With funding from the World Bank through Uganda’s Ministry of Health, the Uganda Reproductive Maternal Child Health Services Improvement Project prioritizes upgrading the skills and knowledge of health workers. Jhpiego coordinates reproductive, maternal, newborn, child and adolescent health (RMNCAH) mentorship in West Nile Region to improve health workers’ clinical skills in RMNCAH quality of care. The project is building a robust in-service training database through the HRIS Human resource management system, supporting utilization of data for clinical decision making, integrating mentorship into routine processes and improving infection prevention in health facilities. This mentorship has contributed to improved maternal and perinatal outcomes in West Nile region through specialist mentors from health professional associations who provide skills-based mentorship to frontline health workers.

Moving Integrated, Quality Maternal, Newborn and Child Health and Family Planning and Reproductive Health Services to Scale (MOMENTUM) is a suite of projects, funded by the U.S. Agency for International Development, that aims to accelerate reductions in maternal, newborn and child mortality and morbidity in high-burden countries by increasing host country commitment and capacity to provide high-quality, integrated health care. Each of the projects has a specific focus area; together they provide a comprehensive, flexible package of support for countries as they overcome context-specific health challenges towards sustainable development. The five-year, Jhpiego-led MOMENTUM Country and Global Leadership project focuses on: 1) providing targeted technical and capacity development assistance to our missions, partner countries and local organizations; and 2) contributing to global technical leadership and policy dialogue for improved maternal, newborn and child health, voluntary family planning and reproductive health outcomes. Jhpiego’s 12 sub-partners under this project are: Save the Children, Johns Hopkins University International Vaccine Access Center, The Manoff Group, Quicksand, Matchboxology, BAO Systems, Avenir Health, McKinsey and Company, PACT, Institute for Healthcare Improvement, Christian Connections for International Health and Ubora Quality Institute.

With funding from the World Health Organization (WHO), Jhpiego is providing technical assistance and coordinating logistical arrangements for a South-to-South learning exchange between Nigeria and Uganda. Jhpiego is also providing technical support to WHO country teams in monitoring the learning exchange plan and is documenting the experience and lessons learned on this initiative.
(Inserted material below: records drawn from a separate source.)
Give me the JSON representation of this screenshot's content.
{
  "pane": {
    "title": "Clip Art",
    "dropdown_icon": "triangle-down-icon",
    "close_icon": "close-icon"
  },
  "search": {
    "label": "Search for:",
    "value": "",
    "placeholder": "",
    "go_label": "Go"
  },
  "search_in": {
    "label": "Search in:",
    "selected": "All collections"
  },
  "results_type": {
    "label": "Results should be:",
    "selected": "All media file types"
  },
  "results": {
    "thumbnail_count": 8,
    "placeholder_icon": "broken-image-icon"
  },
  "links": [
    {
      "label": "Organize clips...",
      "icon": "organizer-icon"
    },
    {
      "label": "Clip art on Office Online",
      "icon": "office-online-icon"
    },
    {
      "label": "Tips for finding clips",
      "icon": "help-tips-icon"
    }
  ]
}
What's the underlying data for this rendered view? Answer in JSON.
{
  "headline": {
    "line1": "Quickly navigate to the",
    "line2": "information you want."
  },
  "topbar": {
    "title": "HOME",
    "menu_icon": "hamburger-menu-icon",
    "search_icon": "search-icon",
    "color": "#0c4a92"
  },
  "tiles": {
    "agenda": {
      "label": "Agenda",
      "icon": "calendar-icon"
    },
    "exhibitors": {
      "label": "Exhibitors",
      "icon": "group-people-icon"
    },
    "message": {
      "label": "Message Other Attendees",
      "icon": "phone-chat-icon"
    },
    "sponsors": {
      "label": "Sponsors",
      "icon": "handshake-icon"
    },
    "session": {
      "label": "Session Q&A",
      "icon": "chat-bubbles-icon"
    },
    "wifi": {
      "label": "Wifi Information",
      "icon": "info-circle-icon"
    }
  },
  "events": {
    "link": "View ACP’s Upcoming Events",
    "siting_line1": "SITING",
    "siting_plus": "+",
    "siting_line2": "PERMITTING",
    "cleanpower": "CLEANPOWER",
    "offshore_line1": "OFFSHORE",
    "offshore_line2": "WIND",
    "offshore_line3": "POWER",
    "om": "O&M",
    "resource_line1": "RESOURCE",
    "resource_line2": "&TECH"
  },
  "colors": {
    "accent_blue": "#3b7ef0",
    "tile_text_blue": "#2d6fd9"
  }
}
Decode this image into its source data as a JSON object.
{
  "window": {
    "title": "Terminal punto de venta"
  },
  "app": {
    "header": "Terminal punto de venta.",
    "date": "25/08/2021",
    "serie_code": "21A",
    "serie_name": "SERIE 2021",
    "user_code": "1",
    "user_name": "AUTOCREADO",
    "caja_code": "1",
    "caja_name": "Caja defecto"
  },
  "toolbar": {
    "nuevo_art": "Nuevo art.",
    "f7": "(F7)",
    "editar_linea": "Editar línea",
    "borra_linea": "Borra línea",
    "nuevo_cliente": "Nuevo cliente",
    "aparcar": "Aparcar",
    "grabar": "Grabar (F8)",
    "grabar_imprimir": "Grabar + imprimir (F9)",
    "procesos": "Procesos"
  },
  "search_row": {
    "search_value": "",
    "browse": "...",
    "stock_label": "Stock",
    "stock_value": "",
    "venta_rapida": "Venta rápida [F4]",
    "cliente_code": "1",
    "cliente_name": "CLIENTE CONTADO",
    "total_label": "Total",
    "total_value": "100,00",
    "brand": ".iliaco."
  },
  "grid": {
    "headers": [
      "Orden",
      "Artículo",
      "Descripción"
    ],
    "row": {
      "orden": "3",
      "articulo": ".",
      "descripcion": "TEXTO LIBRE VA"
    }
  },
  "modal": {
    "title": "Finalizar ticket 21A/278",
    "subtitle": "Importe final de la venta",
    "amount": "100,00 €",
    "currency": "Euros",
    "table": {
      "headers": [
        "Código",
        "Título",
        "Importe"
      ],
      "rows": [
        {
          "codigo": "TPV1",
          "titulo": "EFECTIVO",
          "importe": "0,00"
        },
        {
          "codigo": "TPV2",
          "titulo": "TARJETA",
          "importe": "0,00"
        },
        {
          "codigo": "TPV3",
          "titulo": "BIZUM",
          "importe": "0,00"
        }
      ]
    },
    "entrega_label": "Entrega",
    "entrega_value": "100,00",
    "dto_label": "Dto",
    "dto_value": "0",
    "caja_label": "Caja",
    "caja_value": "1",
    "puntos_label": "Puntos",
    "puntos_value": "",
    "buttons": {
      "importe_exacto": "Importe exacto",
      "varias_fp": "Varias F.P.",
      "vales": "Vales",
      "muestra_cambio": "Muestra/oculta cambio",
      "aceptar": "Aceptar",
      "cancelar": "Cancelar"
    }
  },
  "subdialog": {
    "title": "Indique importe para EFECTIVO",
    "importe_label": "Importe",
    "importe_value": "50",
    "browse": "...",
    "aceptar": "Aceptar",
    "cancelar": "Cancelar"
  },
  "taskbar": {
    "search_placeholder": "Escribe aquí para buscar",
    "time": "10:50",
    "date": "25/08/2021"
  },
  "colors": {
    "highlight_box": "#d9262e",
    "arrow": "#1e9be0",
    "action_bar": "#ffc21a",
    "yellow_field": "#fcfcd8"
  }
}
The Health Workforce for the 21st Century (HW21) project, funded by the Health Resources and Services Administration, supports country programs in accelerating progress towards addressing key human resources for health (HRH) systems barriers to achieving their 95-95-95 goals (i.e., 95% of people living with HIV knowing their HIV status, 95% of people who know their status on treatment, and 95% of people on treatment with suppressed viral loads). In Uganda, Jhpiego is providing technical and implementation assistance to the Government of Uganda, HRSA and the U.S. Centers for Disease Control and Prevention (CDC) to reach the health workforce with expert knowledge and skills that will enable providers to counsel and enroll more men and women into care, properly provide antiretroviral therapy and maintain clients in care. Utilizing a customized technology platform for learning will also enable rapid transmission of real-time best practices to reach more health workers than would be possible with traditional in-person methodologies, thus building a critical mass of trained health workers that will enable Uganda to realize its 95-95-95 goals.

Project ECHO, led by the University of New Mexico Health Sciences Center, aims to democratize lifesaving medical knowledge by linking experts at centralized institutions with regional, local and community-based workforces. Project ECHO is scaling up their proven virtual learning and tele-mentoring model to equip frontline clinicians and public health workers respond to COVID-19 in several countries, including Uganda.